Posted on:January 12, 2025 at 07:00 PM

Table of contents

Open Table of contents

Introduction

In the last blog post, we took a look at database indices. Bitmaps are one of the many data structures that can be used to power such an index.

Time to implement a bitmap ourselves. I use Rust to do this, though any other programming language could be used. The full code can be found at https://github.com/christianschleifer/bitmaps-in-rust.

Requirements

Be it in a hobby project like this, or a project at work, it’s often a good idea to state the requirements for the solution one is building first thing. We’ll focus on the functional requirements, which define the behavior our bitmap should support.

Our bitmap should allow

We can also use Rust’s type system to express these requirements. Let’s focus on the first two requirements first.

// src/lib.rs

pub trait Bitmap {
    fn set(&mut self, index: u32);

    fn get(&self, index: u32) -> bool;
}

SimpleBitmap

The Bitmap trait just specifies the functionality that a bitmap must offer. Now let’s implement the Bitmap trait. We’ll start with a trivial implementation. This will not be a production-read bitmap. There is a myriad of things that could be improved upon. To explain the concepts, it can be better to keep things simple, though.

Firstly, we need a way to store an array of bits. Rust does not provide a bit-sized data type. While we could use the 8-bit byte data type, I’ll opt for the 32-bit u32 data type (this will make comparison with the more optimized bitmap of the next blog post a bit easier). Instead of a fixed-size array, I’ll use the dynamically sized Vec to hold the elements of type u32. This way, we can grow our bitmap when needed.

// src/lib.rs

pub use simple_bitmap::SimpleBitmap;
mod simple_bitmap;

// src/simple_bitmap.rs

pub struct SimpleBitmap {
    bits: Vec<u32>,
}

Creating the Bitmap

We don’t want to expose the bits field to users of our bitmap. Still, they need a way to construct an instance of the bitmap. That’s why we need a publicly exposed constructor method, conventionally named new.

// src/simple_bitmap.rs

impl SimpleBitmap {
    pub fn new() -> Self {
        Self { bits: Vec::new() }
    }
}

Setting Bits

Time to implement setting a bit.
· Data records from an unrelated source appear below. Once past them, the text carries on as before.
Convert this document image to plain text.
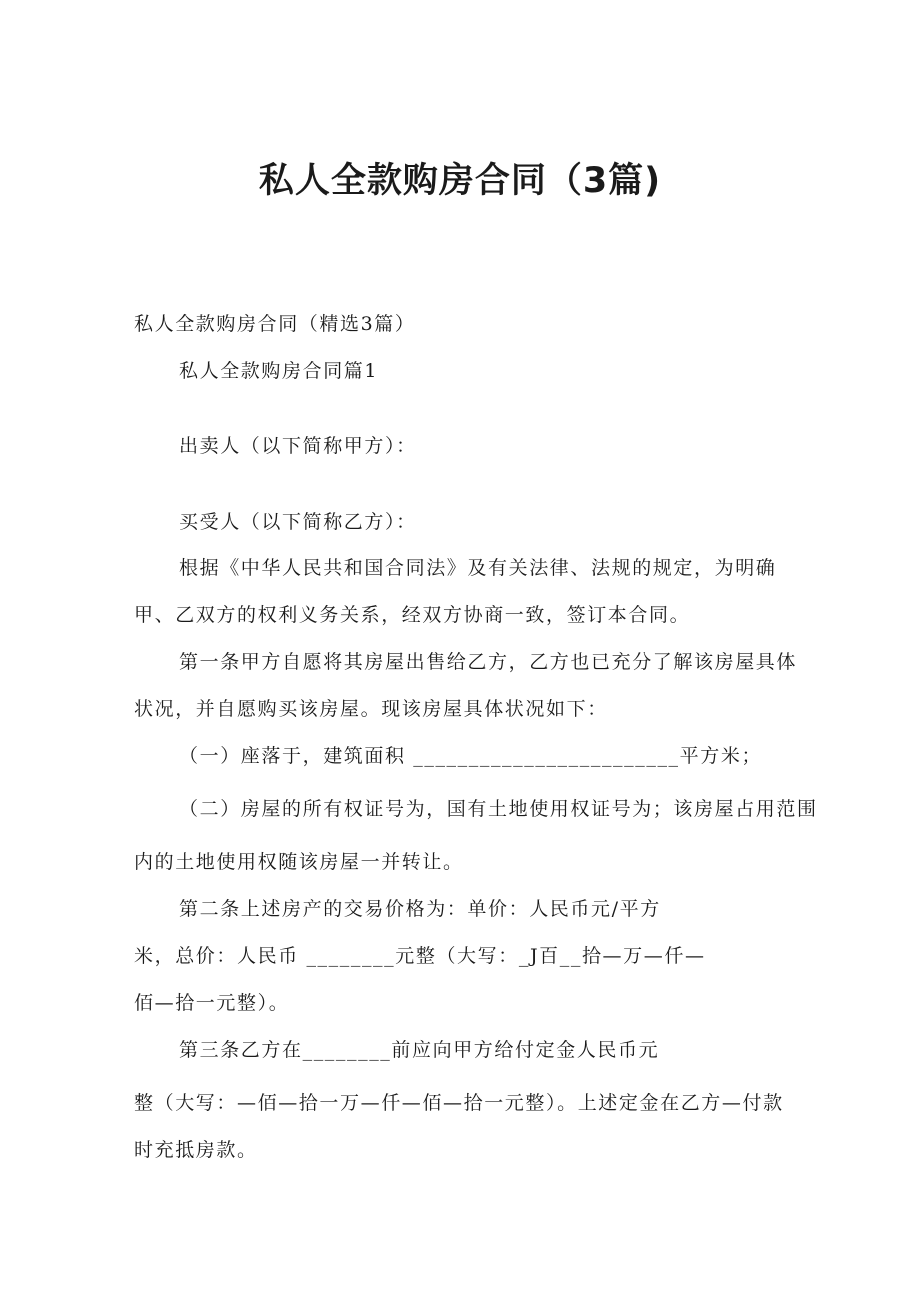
私人全款购房合同（3篇)
私人全款购房合同（精选3篇）
私人全款购房合同篇1
出卖人（以下简称甲方）：
买受人（以下简称乙方）：
根据《中华人民共和国合同法》及有关法律、法规的规定，为明确
甲、乙双方的权利义务关系，经双方协商一致，签订本合同。
第一条甲方自愿将其房屋出售给乙方，乙方也已充分了解该房屋具体
状况，并自愿购买该房屋。现该房屋具体状况如下：
（一）座落于，建筑面积 ________________________平方米；
（二）房屋的所有权证号为，国有土地使用权证号为；该房屋占用范围
内的土地使用权随该房屋一并转让。
第二条上述房产的交易价格为：单价：人民币元/平方
米，总价：人民币 ________元整（大写：_J百__拾—万—仟—
佰—拾一元整）。
第三条乙方在________前应向甲方给付定金人民币元
整（大写：—佰—拾一万—仟—佰—拾一元整）。上述定金在乙方—付款
时充抵房款。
Let’s start with writing a test making use of the to-be-implemented set method. We’ll extend this test later when we implement getting a bit.

// src/simple_bitmap.rs

#[cfg(test)]
mod tests {
    use super::*;

    #[test]
    fn it_sets_bits() {
        // given
        let mut bm = SimpleBitmap::new();

        // when
        bm.set(31);
        bm.set(32);

        // then
        // todo: check validity once get is implemented
    }
}

What do we have to do when our bitmap is called with bm.set(31) or bm.set(32)? We first have to check in which u32 we should set the bit. Each u32 holds 32 bits. So the first u32 in our bits vector can store values for indices 0 up to and including 31. The second u32 can store values for indices 32 up to and including 63 and so on. Bear in mind that we also have to check whether we allocated enough u32s to access the u32 at the given index.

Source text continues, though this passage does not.